Think of it this way — cleaning may now include wiping down surfaces that already visually appear clean. Algorithms have been previously taught that to depict cleaning, there needs to be a mess. Now, this looks very different. Our systems have to be retrained to account for these redefined category parameters.

This relates on a smaller scale as well. Someone could be grabbing a door knob with a small wipe or cleaning their steering wheel while sitting in their car. What was once a trivial detail now holds importance as people try to stay safe. We need to catch these small nuances so it’s tagged appropriately. Then AI can start to understand our world in 2020 and produce accurate outputs.

Image Credits: Chee Gin Tan/Getty Images

Another issue for AI right now is that machine learning algorithms are still trying to understand how to identify and categorize faces with masks. Faces are being detected as solely the top half of the face, or as two faces — one with the mask and a second of only the eyes. This creates inconsistencies and inhibits accurate usage of face detection models.

One path forward is to retrain algorithms to perform better when given solely the top portion of the face (above the mask). The mask problem is similar to classic face detection challenges such as someone wearing sunglasses or detecting the face of someone in profile. Now masks are commonplace as well.

Image Credits: Rodger Shija/EyeEm/Getty Images

What this shows us is that computer vision models still have a long way to go before truly being able to “see” in our ever-evolving social landscape. The way to counter this is to build robust datasets. Then, we can train computer vision models to account for the myriad different ways a face may be obstructed or covered.

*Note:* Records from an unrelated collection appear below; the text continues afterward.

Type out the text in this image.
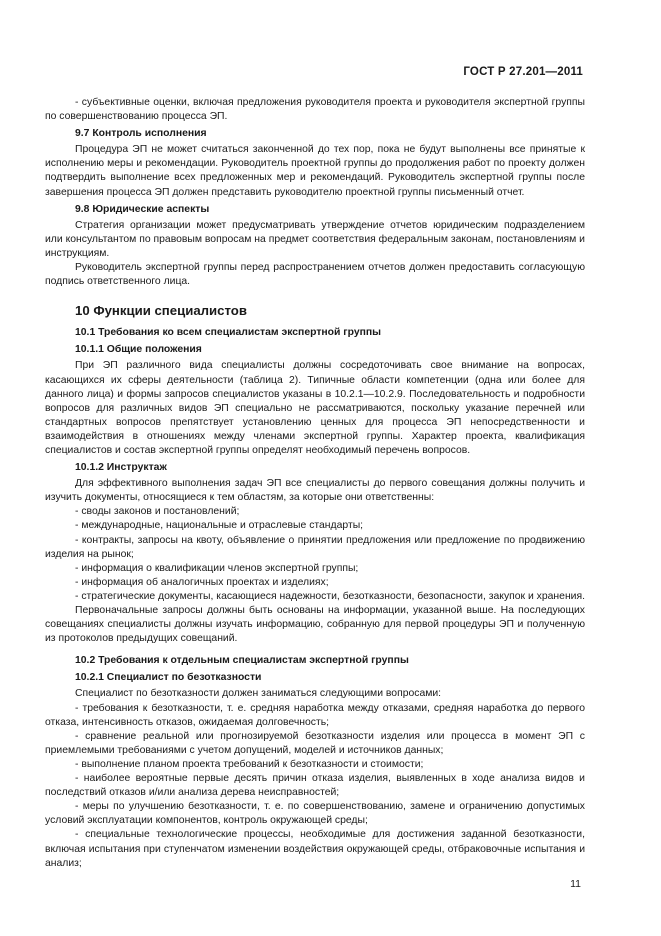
ГОСТ Р 27.201—2011

- субъективные оценки, включая предложения руководителя проекта и руководителя экспертной группы по совершенствованию процесса ЭП.

9.7 Контроль исполнения

Процедура ЭП не может считаться законченной до тех пор, пока не будут выполнены все принятые к исполнению меры и рекомендации. Руководитель проектной группы до продолжения работ по проекту должен подтвердить выполнение всех предложенных мер и рекомендаций. Руководитель экспертной группы после завершения процесса ЭП должен представить руководителю проектной группы письменный отчет.

9.8 Юридические аспекты

Стратегия организации может предусматривать утверждение отчетов юридическим подразделением или консультантом по правовым вопросам на предмет соответствия федеральным законам, постановлениям и инструкциям.

Руководитель экспертной группы перед распространением отчетов должен предоставить согласующую подпись ответственного лица.

10 Функции специалистов

10.1 Требования ко всем специалистам экспертной группы

10.1.1 Общие положения

При ЭП различного вида специалисты должны сосредоточивать свое внимание на вопросах, касающихся их сферы деятельности (таблица 2). Типичные области компетенции (одна или более для данного лица) и формы запросов специалистов указаны в 10.2.1—10.2.9. Последовательность и подробности вопросов для различных видов ЭП специально не рассматриваются, поскольку указание перечней или стандартных вопросов препятствует установлению ценных для процесса ЭП непосредственности и взаимодействия в отношениях между членами экспертной группы. Характер проекта, квалификация специалистов и состав экспертной группы определят необходимый перечень вопросов.

10.1.2 Инструктаж

Для эффективного выполнения задач ЭП все специалисты до первого совещания должны получить и изучить документы, относящиеся к тем областям, за которые они ответственны:

- своды законов и постановлений;

- международные, национальные и отраслевые стандарты;

- контракты, запросы на квоту, объявление о принятии предложения или предложение по продвижению изделия на рынок;

- информация о квалификации членов экспертной группы;

- информация об аналогичных проектах и изделиях;

- стратегические документы, касающиеся надежности, безотказности, безопасности, закупок и хранения.

Первоначальные запросы должны быть основаны на информации, указанной выше. На последующих совещаниях специалисты должны изучать информацию, собранную для первой процедуры ЭП и полученную из протоколов предыдущих совещаний.

10.2 Требования к отдельным специалистам экспертной группы

10.2.1 Специалист по безотказности

Специалист по безотказности должен заниматься следующими вопросами:

- требования к безотказности, т. е. средняя наработка между отказами, средняя наработка до первого отказа, интенсивность отказов, ожидаемая долговечность;

- сравнение реальной или прогнозируемой безотказности изделия или процесса в момент ЭП с приемлемыми требованиями с учетом допущений, моделей и источников данных;

- выполнение планом проекта требований к безотказности и стоимости;

- наиболее вероятные первые десять причин отказа изделия, выявленных в ходе анализа видов и последствий отказов и/или анализа дерева неисправностей;

- меры по улучшению безотказности, т. е. по совершенствованию, замене и ограничению допустимых условий эксплуатации компонентов, контроль окружающей среды;

- специальные технологические процессы, необходимые для достижения заданной безотказности, включая испытания при ступенчатом изменении воздействия окружающей среды, отбраковочные испытания и анализ;

11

At this point, we’re expanding the parameters of what the algorithm sees as a face — be it a person wearing a mask at a grocery store, a nurse wearing a mask as part of their day-to-day job or a person covering their face for religious reasons.

As we create the content needed to build these robust datasets, we should be aware of potentially increased unintentional bias. While some bias will always exist within AI, we now see imbalanced datasets depicting our new normal. For example, we are seeing more images of white people wearing masks than other ethnicities.

This may be the result of strict stay-at-home orders where photographers have limited access to communities other than their own and are unable to diversify their subjects. It may be due to the ethnicity of the photographers choosing to shoot this subject matter. Or, due to the level of impact COVID-19 has had on different regions. Regardless of the reason, having this imbalance will lead to algorithms being able to more accurately detect a white person wearing a mask than any other race or ethnicity.

Data scientists and those who build products with models have an increased responsibility to check for the accuracy of models in light of shifts in social norms. Routine checks and updates to training data and models are key to ensuring quality and robustness of models — now more than ever. If outputs are inaccurate, data scientists can quickly identify them and course correct.

It’s also worth mentioning that our current way of living is here to stay for the foreseeable future. Because of this, we must be cautious about the open-source datasets we’re leveraging for training purposes. Datasets that can be altered, should. Open-source models that cannot be altered need to have a disclaimer so it’s clear what projects might be negatively impacted from the outdated training data.

Identifying the new context we’re asking the system to understand is the first step toward moving visual AI forward. Then we need more content. More depictions of the world around us — and the diverse perspectives of it. As we’re amassing this new content, take stock of new potential biases and ways to retrain existing open-source datasets. We all have to monitor for inconsistencies and inaccuracies. Persistence and dedication to retraining computer vision models is how we’ll bring AI into 2020.